# DSCI 417 - Homework 02

**Malcolm M Nichols**

In [0]:
from pyspark.sql import SparkSession
from string import punctuation
import pandas as pd
import re

In [0]:
spark = SparkSession.builder.getOrCreate()
sc = spark.sparkContext

## Problem 1: Word Count

In [0]:
ws_lines = sc.textFile('/FileStore/tables/shakespeare_complete.txt')
ws_words = (
    ws_lines
    .flatMap(lambda x : re.split('[-_.,:|\s\t]', x))    # split on these chars
    .map(lambda x : x.strip(punctuation))               # strip punctuation
    .map(lambda x : x.strip('0123456789'))              # strip 0123456789
    .map(lambda x : x.replace("'", ''))                 # remove apostrphes
    .map(lambda x : x.lower())                          # convert to lower case
    .filter(lambda x : x != '')                         # remove empty strings
)
ws_words.persist()

dist_words = ws_words.distinct()

print('Total Number of Words:    ', ws_words.count())
print('Number of Distinct Words: ', dist_words.count())

In [0]:
words_sample = ws_words.sample(withReplacement=False, fraction=0.0001)
print(words_sample.collect())

## Problem 2: Longest Words

In [0]:
def comp_word(str1, str2):
    if str1 is None:
        return str2
    if str2 is None:
        return str1
    if len(str1) < len(str2):
        return str2
    if len(str2) < len(str1):
        return str1
    if len(str1) == len(str2):
        if str2 > str1:
            return str2
    if str1 <= str2:
        return str2

long_word = dist_words.reduce(comp_word)
print(long_word)

In [0]:
print(dist_words.sortBy(len, ascending=False).take(20))
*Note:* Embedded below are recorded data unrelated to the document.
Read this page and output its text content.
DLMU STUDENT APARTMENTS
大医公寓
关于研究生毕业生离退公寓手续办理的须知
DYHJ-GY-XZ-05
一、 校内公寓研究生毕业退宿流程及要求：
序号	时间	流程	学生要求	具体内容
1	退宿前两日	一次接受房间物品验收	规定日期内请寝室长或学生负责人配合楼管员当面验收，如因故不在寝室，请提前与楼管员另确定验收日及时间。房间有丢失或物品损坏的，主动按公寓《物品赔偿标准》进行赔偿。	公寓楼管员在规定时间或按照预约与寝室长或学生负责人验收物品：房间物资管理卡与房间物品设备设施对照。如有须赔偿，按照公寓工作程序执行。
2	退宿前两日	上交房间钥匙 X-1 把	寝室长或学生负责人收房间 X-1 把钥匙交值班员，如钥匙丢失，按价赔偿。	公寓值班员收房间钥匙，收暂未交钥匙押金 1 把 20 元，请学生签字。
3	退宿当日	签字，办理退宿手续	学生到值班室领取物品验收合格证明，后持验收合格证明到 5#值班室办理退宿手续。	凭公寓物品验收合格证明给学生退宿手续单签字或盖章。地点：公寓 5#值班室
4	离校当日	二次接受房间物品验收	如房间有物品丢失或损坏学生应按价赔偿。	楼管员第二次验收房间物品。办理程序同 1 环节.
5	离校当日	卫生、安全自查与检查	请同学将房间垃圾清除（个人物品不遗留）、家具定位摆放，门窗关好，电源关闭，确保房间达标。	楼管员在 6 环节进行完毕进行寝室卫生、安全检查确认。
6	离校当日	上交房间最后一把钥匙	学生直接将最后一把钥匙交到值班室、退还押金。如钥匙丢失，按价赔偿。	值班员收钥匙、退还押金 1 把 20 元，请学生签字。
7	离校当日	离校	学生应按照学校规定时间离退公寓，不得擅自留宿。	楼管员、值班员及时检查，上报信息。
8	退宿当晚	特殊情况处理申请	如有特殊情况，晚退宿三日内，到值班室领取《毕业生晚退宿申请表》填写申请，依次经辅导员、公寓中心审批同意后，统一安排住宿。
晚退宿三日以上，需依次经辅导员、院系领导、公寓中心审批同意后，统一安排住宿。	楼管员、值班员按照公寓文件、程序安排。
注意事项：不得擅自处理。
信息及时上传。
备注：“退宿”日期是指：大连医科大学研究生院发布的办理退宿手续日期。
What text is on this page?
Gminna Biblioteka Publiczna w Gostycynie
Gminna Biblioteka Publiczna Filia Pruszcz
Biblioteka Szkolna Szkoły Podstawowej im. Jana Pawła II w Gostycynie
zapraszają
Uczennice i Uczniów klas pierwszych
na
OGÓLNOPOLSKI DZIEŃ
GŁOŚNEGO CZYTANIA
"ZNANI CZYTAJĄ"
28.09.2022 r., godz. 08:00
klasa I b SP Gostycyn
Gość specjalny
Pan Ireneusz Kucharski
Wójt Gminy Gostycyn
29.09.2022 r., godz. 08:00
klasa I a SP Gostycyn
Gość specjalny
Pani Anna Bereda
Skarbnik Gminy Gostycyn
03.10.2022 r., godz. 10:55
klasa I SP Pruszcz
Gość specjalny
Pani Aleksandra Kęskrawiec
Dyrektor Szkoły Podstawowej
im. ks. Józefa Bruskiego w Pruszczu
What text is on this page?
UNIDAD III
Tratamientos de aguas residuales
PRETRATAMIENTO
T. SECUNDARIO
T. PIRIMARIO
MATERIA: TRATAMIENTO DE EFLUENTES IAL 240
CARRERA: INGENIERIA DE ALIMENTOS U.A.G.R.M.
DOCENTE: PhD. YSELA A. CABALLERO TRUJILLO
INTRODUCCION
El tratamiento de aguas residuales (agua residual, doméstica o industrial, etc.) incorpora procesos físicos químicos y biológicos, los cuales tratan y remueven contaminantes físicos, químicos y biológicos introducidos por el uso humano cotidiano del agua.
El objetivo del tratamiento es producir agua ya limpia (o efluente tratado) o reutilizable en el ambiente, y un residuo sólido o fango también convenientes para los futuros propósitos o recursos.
## Problem 3: Word Frequency

In [0]:
pairs = ws_words.map(lambda x : (x, 1))
word_counts = (
    pairs
    .reduceByKey(lambda x, y : x + y)              # Takes the word and counts the values(1's)
    .sortBy(lambda x : x[1], ascending=False)      # Sort by the count values in descending order
)

words_list = word_counts.take(20)
df = pd.DataFrame(words_list, columns = ['word', 'count'])
df

Unnamed: 0,word,count
0,the,27379
1,and,26082
2,i,20717
3,to,19661
4,of,17474
5,a,14723
6,you,13630
7,my,12489
8,in,10996
9,that,10915


## Problem 4: Removing Stop Words

In [0]:
sw_rdd = sc.textFile('/FileStore/tables/stopwords.txt')
print(sw_rdd.count())
print(sw_rdd.sample(withReplacement=False, fraction=0.05).collect())
sw = sw_rdd.collect()

In [0]:
ws_words_f = ws_words.filter(lambda x : x not in sw)
dist_words_f = ws_words_f.distinct()
print('Number of Distinct Non-Stop Words: ', dist_words_f.count())

In [0]:
pairs_f = ws_words_f.map(lambda x : (x, 1))
word_counts_f = (
    pairs_f
    .reduceByKey(lambda x, y : x + y)              # Takes the word and counts the values(1's)
    .sortBy(lambda x : x[1], ascending=False)      # Sort by the count values in descending order
)

words_list_f = word_counts_f.take(20)
df_f = pd.DataFrame(words_list_f, columns = ['word', 'count'])
df_f

Unnamed: 0,word,count
0,will,4977
1,thy,4034
2,thee,3180
3,lord,3062
4,king,2871
5,good,2834
6,sir,2763
7,well,2553
8,enter,2350
9,love,2109


## Problem 5: Diamonds Dataset

In [0]:
diamonds_raw = sc.textFile('/FileStore/tables/diamonds.txt')
print(diamonds_raw.count())

In [0]:
for row in diamonds_raw.take(5):
    print(row)

In [0]:
header = diamonds_raw.take(1)[0].split('\t')                             # grabs info for header

def process_row(row):
    tokens = row.split('\t')
    return [float(tokens[0]), tokens[1], tokens[2], tokens[3],
           float(tokens[4]), float(tokens[5]), int(tokens[6]),
           float(tokens[7]), float(tokens[8]), float(tokens[9])]

diamonds = (
    diamonds_raw
    .filter(lambda x : 'carat' not in x)                        # filters header row
    .map(process_row)
)

for row in diamonds.take(5):
    print(row)

## Problem 6: Grouped Means

In [0]:
cut_summary = (
    diamonds
    .map(lambda x : (x[1], (x[0], x[6], 1)))
    .reduceByKey(lambda x, y : (x[0] + y[0], x[1] + y[1], x[2] + y[2]))
    .map(lambda x : (x[0], x[1][2], round(x[1][0]/x[1][2], 2), round(x[1][1]/x[1][2], 2)))
    .collect()
)

cut_df = pd.DataFrame(cut_summary, columns = ['Cut', 'Count', 'Mean_Carat', 'Mean_Price'])
cut_df

Unnamed: 0,Cut,Count,Mean_Carat,Mean_Price
0,Premium,13791,0.89,4584.26
1,Good,4906,0.85,3928.86
2,Very Good,12082,0.81,3981.76
3,Fair,1610,1.05,4358.76
4,Ideal,21551,0.7,3457.54